ALBA CORREIA, uma das mais importantes ativistas alagoanas, terá sua biografia lançada amanhã. Completando 88 anos de idade no dia 13 de maio, contabiliza 64 anos de militância revolucionária, desde quando, em 1962, passou a integrar as fileiras do MEB em Maceió. O Movimento de Educação de Base foi criado em 1961, pela Conferência Nacional dos Bispos do Brasil (CNBB), refletindo e antecipando interpretações avançadas das teses que seriam levadas ao Concílio Vaticano II, cujos trabalhos se estenderiam de 1962 a 1965. O MEB tinha como meta se dedicar à libertação das populações oprimidas através de iniciativas práticas como a alfabetização, usando o método Paulo Freire, e impulsionando movimentos políticos contestatórios ao sistema, como os círculos operários, ligas camponesas, cooperativas, sindicatos e demais entidades representativas não-governamentais.

CÍNTIA RIBEIRO, 
jornalista, escritora, roteirista e ativista libertária, é a responsável pela obra. Dedicou-se a esse trabalho desde 2020, conversando com Alba, selecionando documentos, recolhendo depoimentos de quem militou junto com ela. O resultado – excelente – é uma publicação somando três espaços editoriais: I) a narrativa analítica de Cíntia sobre Alba Correia e os contextos vividos por ela, desde os anos 1960, como mulher negra, educadora, liderança política e sindical, militante de esquerda na clandestinidade e na legalidade democrática; II) a fala memorialística, em primeira pessoa, da biografada; III) depoimentos de ativistas que a acompanharam ao longo de sua trajetória. O livro tem a chancela da Editora da Universidade Estadual de Alagoas (EDUNEAL) e apresentação do Reitor da UNEAL, professor Odilon Máximo.

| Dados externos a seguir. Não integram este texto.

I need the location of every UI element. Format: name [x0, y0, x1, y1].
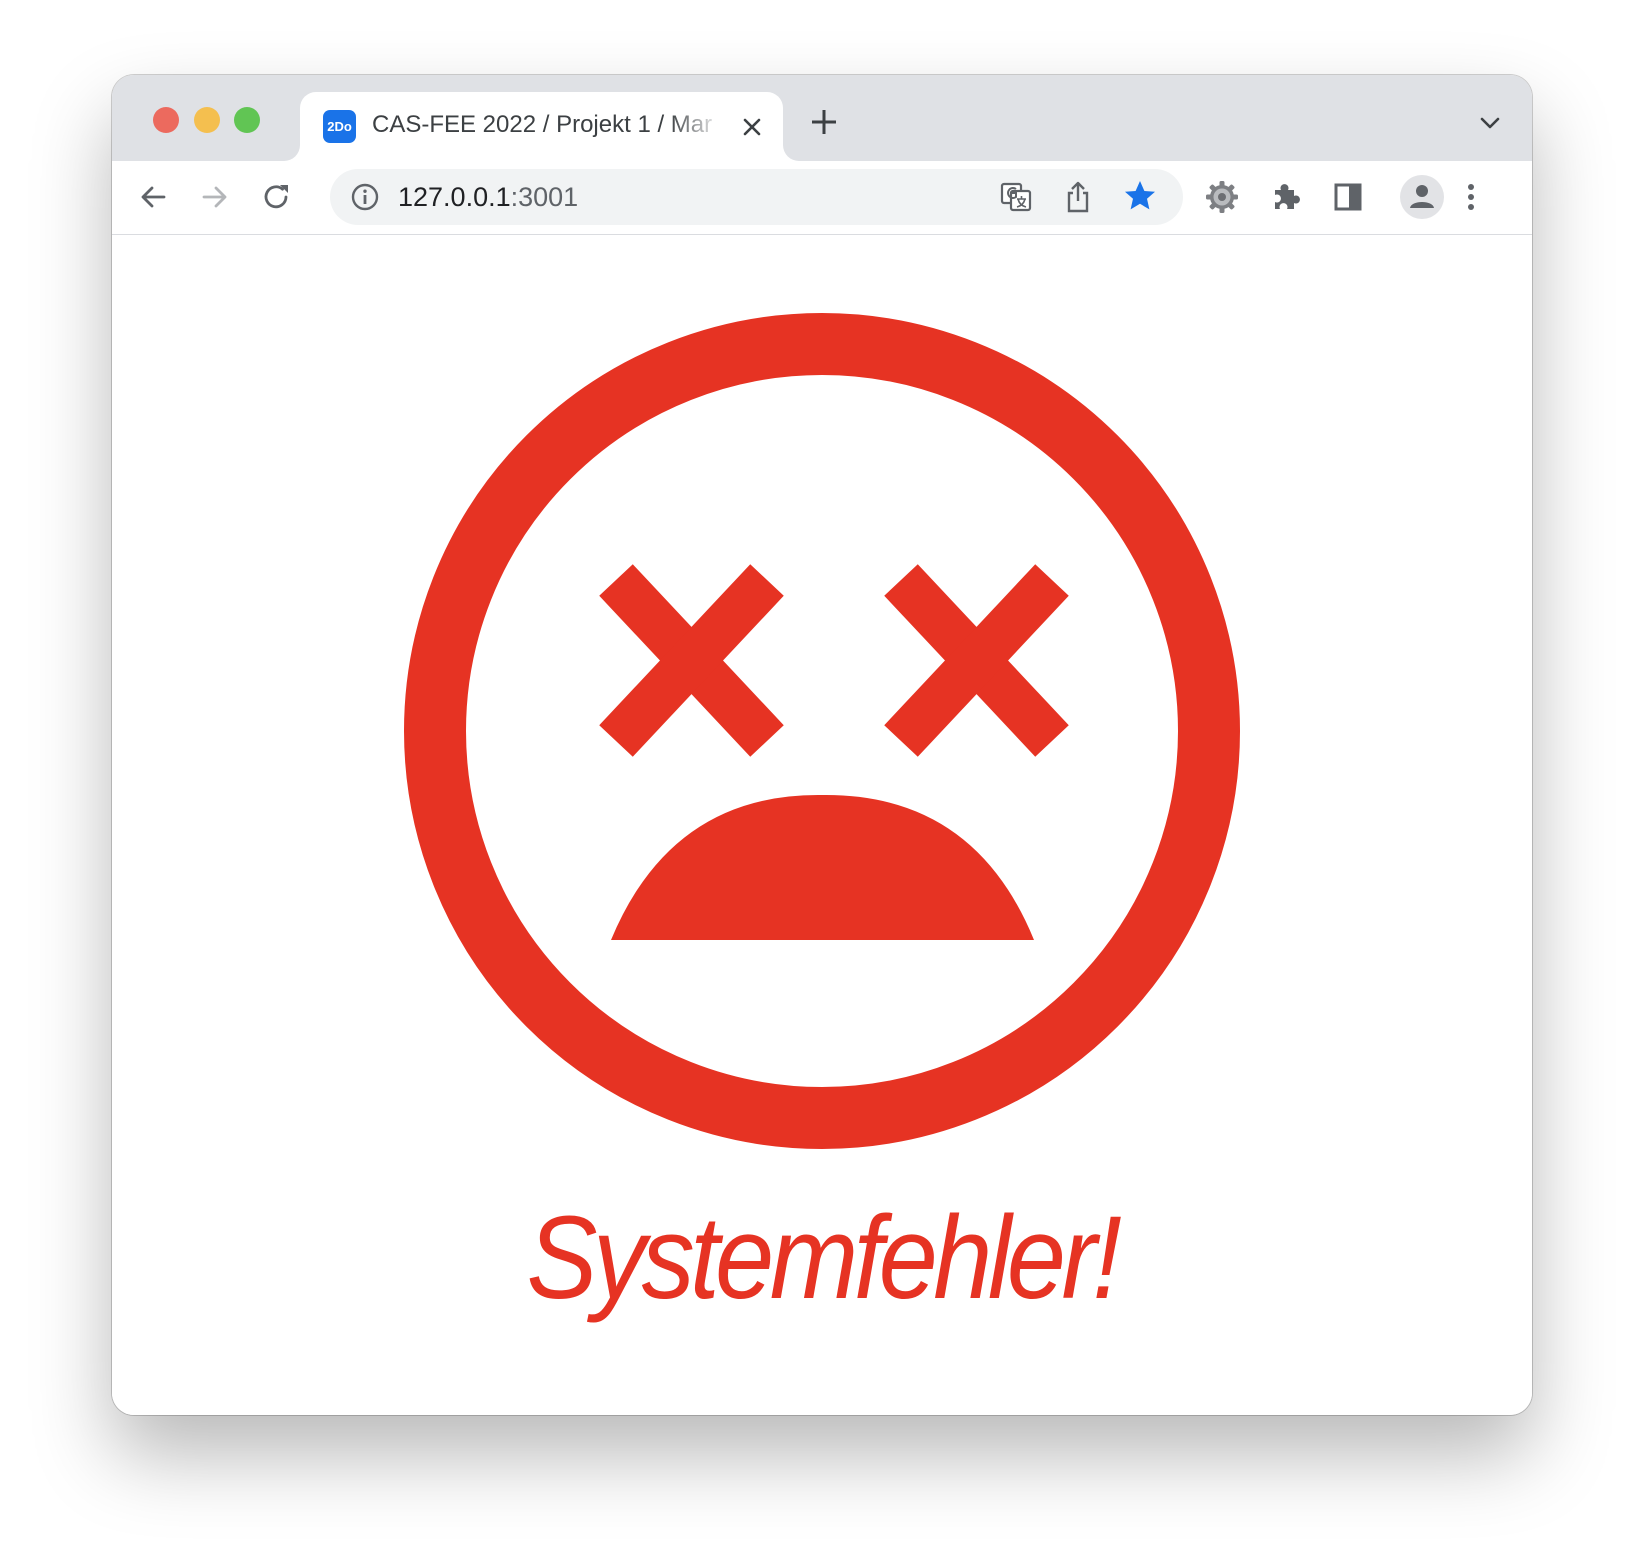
kebab-menu-icon[interactable] — [1454, 180, 1488, 214]
new-tab-icon[interactable] — [809, 107, 839, 137]
browser-window: 2Do CAS-FEE 2022 / Projekt 1 / Mar 127.0… — [112, 75, 1532, 1415]
side-panel-icon[interactable] — [1331, 180, 1365, 214]
page-content: Systemfehler! — [112, 235, 1532, 1415]
zoom-window-button[interactable] — [234, 107, 260, 133]
close-window-button[interactable] — [153, 107, 179, 133]
arrow-right-icon[interactable] — [198, 180, 232, 214]
minimize-window-button[interactable] — [194, 107, 220, 133]
url-port: :3001 — [510, 182, 579, 212]
frown-mouth-icon — [611, 794, 1034, 940]
tab-active[interactable]: 2Do CAS-FEE 2022 / Projekt 1 / Mar — [300, 92, 783, 161]
sad-face-icon — [404, 313, 1240, 1149]
toolbar: 127.0.0.1:3001 — [112, 161, 1532, 235]
star-icon[interactable] — [1123, 179, 1157, 213]
puzzle-icon[interactable] — [1269, 180, 1303, 214]
close-icon[interactable] — [738, 113, 766, 141]
left-eye-x-icon — [599, 564, 784, 757]
profile-icon — [1410, 185, 1434, 208]
reload-icon[interactable] — [260, 180, 294, 214]
url-host: 127.0.0.1 — [398, 182, 511, 212]
favicon: 2Do — [323, 110, 356, 143]
gear-icon[interactable] — [1204, 179, 1240, 215]
info-icon[interactable] — [350, 182, 380, 212]
right-eye-x-icon — [884, 564, 1069, 757]
address-bar[interactable]: 127.0.0.1:3001 — [330, 169, 1183, 225]
url-text[interactable]: 127.0.0.1:3001 — [398, 182, 578, 213]
tab-strip: 2Do CAS-FEE 2022 / Projekt 1 / Mar — [112, 75, 1532, 161]
arrow-left-icon[interactable] — [136, 180, 170, 214]
share-icon[interactable] — [1062, 180, 1094, 214]
tab-title: CAS-FEE 2022 / Projekt 1 / Mar — [372, 111, 713, 138]
translate-icon[interactable] — [1000, 181, 1032, 213]
chevron-down-icon[interactable] — [1478, 111, 1502, 135]
error-message: Systemfehler! — [526, 1192, 1122, 1324]
profile-button[interactable] — [1400, 175, 1444, 219]
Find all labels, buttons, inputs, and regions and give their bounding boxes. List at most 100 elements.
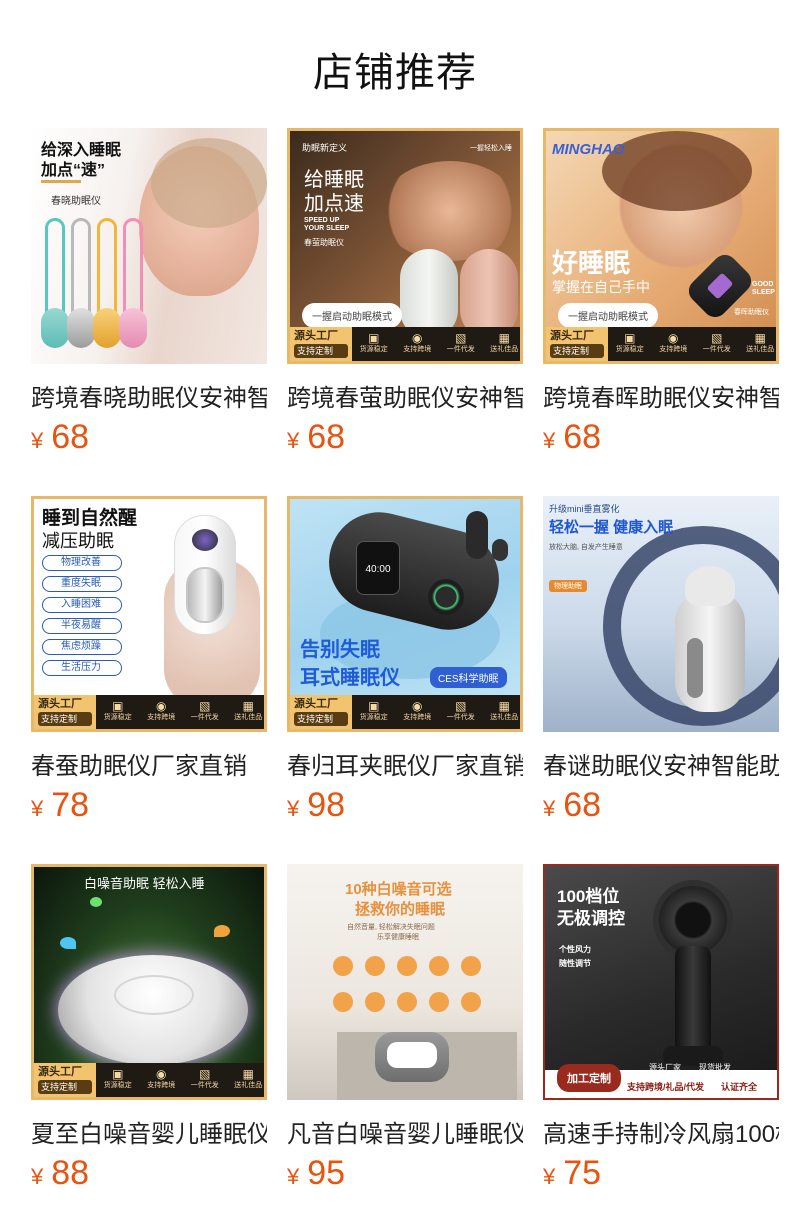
badge-line2: 支持定制 [294, 344, 348, 358]
product-price: ¥88 [31, 1154, 89, 1193]
price-value: 68 [563, 418, 602, 456]
factory-badge-bar: 源头工厂 支持定制 ▣ 货源稳定 ◉ 支持跨境 ▧ 一件代发 ▦ 送礼佳品 [34, 695, 264, 729]
truck-icon: ▧ 一件代发 [190, 1067, 219, 1089]
globe-icon: ◉ 支持跨境 [147, 699, 176, 721]
gift-icon: ▦ 送礼佳品 [234, 699, 263, 721]
product-image[interactable]: 40:00 告别失眠 耳式睡眠仪 CES科学助眠 源头工厂 支持定制 ▣ 货源稳定 … [287, 496, 523, 732]
badge-icon-label: 支持跨境 [403, 346, 432, 353]
overlay-text: 认证齐全 [721, 1082, 758, 1092]
product-name[interactable]: 高速手持制冷风扇100档位 [543, 1114, 779, 1149]
badge-icon-label: 送礼佳品 [234, 1082, 263, 1089]
badge-icon-label: 支持跨境 [147, 714, 176, 721]
currency-symbol: ¥ [287, 1164, 300, 1189]
truck-icon: ▧ 一件代发 [446, 331, 475, 353]
product-price: ¥95 [287, 1154, 345, 1193]
product-name[interactable]: 夏至白噪音婴儿睡眠仪 [31, 1114, 267, 1149]
overlay-text: 减压助眠 [42, 531, 114, 551]
gift-icon: ▦ 送礼佳品 [746, 331, 775, 353]
badge-icon-label: 送礼佳品 [490, 714, 519, 721]
box-icon: ▣ 货源稳定 [103, 1067, 132, 1089]
globe-icon: ◉ 支持跨境 [403, 331, 432, 353]
badge-icon-label: 支持跨境 [147, 1082, 176, 1089]
badge-line2: 支持定制 [38, 712, 92, 726]
product-name[interactable]: 春归耳夹眠仪厂家直销 [287, 746, 523, 781]
overlay-text: 春萤助眠仪 [304, 238, 344, 247]
symptom-tag: 焦虑烦躁 [42, 639, 122, 655]
symptom-tag: 重度失眠 [42, 576, 122, 592]
currency-symbol: ¥ [543, 428, 556, 453]
truck-icon: ▧ 一件代发 [190, 699, 219, 721]
product-image[interactable]: 升级mini垂直雾化 轻松一握 健康入眠 放松大脑, 自发产生睡意 物理助眠 [543, 496, 779, 732]
overlay-text: 拯救你的睡眠 [355, 901, 446, 918]
product-price: ¥78 [31, 786, 89, 825]
page-title: 店铺推荐 [313, 51, 477, 95]
box-icon: ▣ 货源稳定 [359, 699, 388, 721]
price-value: 68 [51, 418, 90, 456]
product-image[interactable]: 睡到自然醒 减压助眠 物理改善 重度失眠 入睡困难 半夜易醒 焦虑烦躁 生活压力… [31, 496, 267, 732]
overlay-text: 自然音量, 轻松解决失眠问题 [347, 924, 435, 931]
currency-symbol: ¥ [287, 428, 300, 453]
product-price: ¥68 [31, 418, 89, 457]
product-name[interactable]: 春谜助眠仪安神智能助眠 [543, 746, 779, 781]
overlay-text: 掌握在自己手中 [552, 279, 650, 295]
product-price: ¥98 [287, 786, 345, 825]
badge-line1: 源头工厂 [38, 698, 82, 710]
overlay-text: SPEED UP [304, 217, 340, 224]
price-value: 68 [307, 418, 346, 456]
overlay-badge: 物理助眠 [549, 580, 587, 592]
overlay-badge: CES科学助眠 [430, 667, 507, 688]
badge-icon-label: 支持跨境 [403, 714, 432, 721]
overlay-text: 睡到自然醒 [42, 508, 138, 529]
factory-badge: 源头工厂 支持定制 [34, 695, 96, 729]
overlay-text: 加点速 [304, 193, 364, 215]
factory-badge: 源头工厂 支持定制 [290, 695, 352, 729]
product-price: ¥68 [543, 418, 601, 457]
badge-icon-label: 货源稳定 [103, 1082, 132, 1089]
product-image[interactable]: 10种白噪音可选 拯救你的睡眠 自然音量, 轻松解决失眠问题 乐享健康睡眠 [287, 864, 523, 1100]
price-value: 88 [51, 1154, 90, 1192]
product-image[interactable]: MINGHAO 好睡眠 掌握在自己手中 GOOD SLEEP 春晖助眠仪 一握启… [543, 128, 779, 364]
overlay-text: GOOD [752, 281, 774, 288]
overlay-text: YOUR SLEEP [304, 225, 350, 232]
currency-symbol: ¥ [31, 796, 44, 821]
badge-icon-label: 货源稳定 [359, 346, 388, 353]
overlay-text: 支持跨境/礼品/代发 [627, 1082, 705, 1092]
overlay-text: 轻松一握 健康入眠 [549, 519, 674, 536]
overlay-text: 春晖助眠仪 [734, 309, 769, 316]
globe-icon: ◉ 支持跨境 [659, 331, 688, 353]
overlay-text: 无极调控 [557, 909, 625, 928]
overlay-text: 耳式睡眠仪 [300, 667, 400, 689]
brand-logo: MINGHAO [552, 141, 625, 158]
product-name[interactable]: 凡音白噪音婴儿睡眠仪 [287, 1114, 523, 1149]
product-name[interactable]: 跨境春萤助眠仪安神智能 [287, 378, 523, 413]
product-image[interactable]: 助眠新定义 一握轻松入睡 给睡眠 加点速 SPEED UP YOUR SLEEP… [287, 128, 523, 364]
product-price: ¥68 [543, 786, 601, 825]
product-image[interactable]: 白噪音助眠 轻松入睡 源头工厂 支持定制 ▣ 货源稳定 ◉ 支持跨境 ▧ 一件代发 ▦ 送… [31, 864, 267, 1100]
sound-icon-grid [333, 956, 483, 1018]
overlay-text: 白噪音助眠 轻松入睡 [84, 876, 205, 891]
badge-line1: 源头工厂 [294, 330, 338, 342]
badge-icon-label: 一件代发 [702, 346, 731, 353]
factory-badge: 源头工厂 支持定制 [546, 327, 608, 361]
symptom-tag: 物理改善 [42, 555, 122, 571]
overlay-text: 一握轻松入睡 [470, 145, 512, 152]
price-value: 98 [307, 786, 346, 824]
badge-icon-label: 一件代发 [446, 714, 475, 721]
overlay-text: 升级mini垂直雾化 [549, 504, 620, 514]
product-name[interactable]: 跨境春晓助眠仪安神智能 [31, 378, 267, 413]
product-image[interactable]: 100档位 无极调控 个性风力 随性调节 源头厂家 现货批发 加工定制 支持跨境… [543, 864, 779, 1100]
badge-icon-label: 货源稳定 [359, 714, 388, 721]
currency-symbol: ¥ [543, 1164, 556, 1189]
device-screen: 40:00 [356, 541, 400, 595]
product-name[interactable]: 跨境春晖助眠仪安神智能 [543, 378, 779, 413]
overlay-text: 随性调节 [559, 959, 591, 968]
factory-badge-bar: 源头工厂 支持定制 ▣ 货源稳定 ◉ 支持跨境 ▧ 一件代发 ▦ 送礼佳品 [290, 695, 520, 729]
badge-icon-label: 送礼佳品 [746, 346, 775, 353]
price-value: 68 [563, 786, 602, 824]
overlay-text: 助眠新定义 [302, 143, 348, 153]
gift-icon: ▦ 送礼佳品 [490, 331, 519, 353]
product-image[interactable]: 给深入睡眠 加点“速” 春晓助眠仪 [31, 128, 267, 364]
badge-icon-label: 一件代发 [190, 1082, 219, 1089]
badge-line2: 支持定制 [550, 344, 604, 358]
product-name[interactable]: 春蚕助眠仪厂家直销 [31, 746, 267, 781]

NA AGITADA DÉCADA 1960-1970, 
Alba Correia destacou-se, atuando especialmente nos processos de cooperativismo, e na educação de base, em Alagoas. Ela acompanhou, por dentro, as ebulições que transformaram o perfil dos movimentos da juventude católica em organizações cada vez mais engajadas na luta contra as injustiças sociais. Foi uma das primeiras lideranças alagoanas a ingressar na Ação Popular (AP), também pioneira no salto para Ação Popular Marxista-Leninista, e igualmente esteve na linha de frente da militância da APML que optou por se filiar ao PCdoB. Nos primórdios de AP, militou ao lado da alagoana Macilea Rocha, que se mudaria para São Paulo no final dos anos 1960 e lá se tornaria mãe de Alexandre Padilha, hoje ministro da Saúde pela segunda vez. Jarede Viana e Ivanilda Verçosa foram outras companheiras de AP que seguiram o mesmo caminho de luta e se tornaram também referências da esquerda em Maceió.

COM EDUARDO BOMFIM,
 reestruturou o PCdoB em Alagoas a partir de 1973. Atuaram em dupla, como principais dirigentes políticos da sigla, durante os períodos mais duros da repressão. Em 1977, deram início a um ousado e bem-sucedido plano de expansão partidária, ainda sob rigorosa clandestinidade. De 1978 em diante foi uma espiral de crescimento, começando pelo movimento estudantil universitário, irradiando em seguida para o movimento secundarista e para os espaços sindicais. Alba se afirmou como a principal liderança de massas do professorado alagoano, elegendo-se como presidenta da APAL (Associação dos Professores de Alagoas) e em seguida fundando o Sindicato dos Trabalhadores em Educação de Alagoas (Sinteal).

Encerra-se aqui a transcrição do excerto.